The kids are looking forward to going back to school to get a vacation from vacation. Our house was full from the start and there is so much to purge. We're detoxing from a surplus of self-indulgence, slothfulness and gluttony.
Where to start?
I asked our Future's so Bright Team their favourite quotes:
KARENE10: "If you believe it...you can achieve it "
WISHICOULDFLY: “If you are going through hell, keep going.” (or the kitchen)
I*AM*BLESSED: "Remember...wherever you go...there you are" (point those feet in the right direction)
Mine is: "Whether you think you can or you think you can't, you are right."
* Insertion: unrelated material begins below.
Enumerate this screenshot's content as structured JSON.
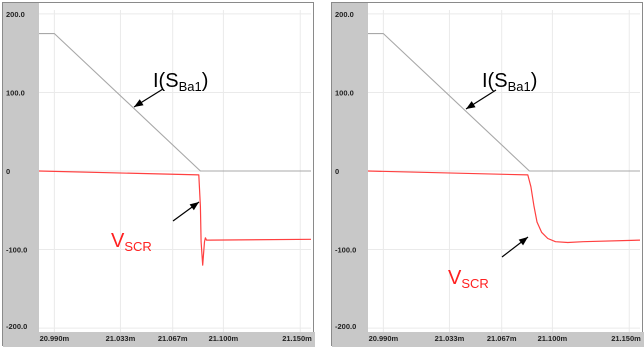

and today as I look at all the things that need to be taken care of I remind myself that, "Rome wasn't built in a day."
SparkPeople Motivational Quotes:
Tuesday, January 01, 2013
I successfully went from obese to healthy with SparkPeople. I daily chose to work hard towards healthy. I'm going to let go of the 5-10lbs that I've been maintaining to settle in the middle of my B.M.I.
This is Part One of Two Challenges that I'll be doing.
My focus is:
Equipping myself with positivity to combat the negativity.
Let's make 2013 *A*W*E*S*O*M*E*
Sunday, December 30, 2012
On my SparkPage I wrote a little blip for each week of my journey to healthy. I don't know how many times in the year since I've repeated, Week 52.
I keep that Weight Log there to remind myself how it's done; One Day at a Time CHOOSING to care about my being.
One of the things that helped me was purging my home of my enemy. They're allowed supervised visits, but, for the most part they've been denied custody. Once in a while I let them in cuz, well, I'm a sucker for seduction. I get blinded by the lies I'm fed.
"One bite won't hurt."
"You're missing out on the celebration."
"You're SuperWoman now that you're healthy and you're 'Magically Delicious' (thank you Chubbs & Pudding), so, you should eat sweet things...you know...to remain sweet. Ya."
Apparently, I'm easy to seduce and my enemy is all over the place again. Just because, it looks good, smells good and tastes good DOES NOT mean that it is good.
My scale notified me this morning that it's time to love myself enough to stop hurting me.
Today I choose to not feel like crap by not feeding myself crap.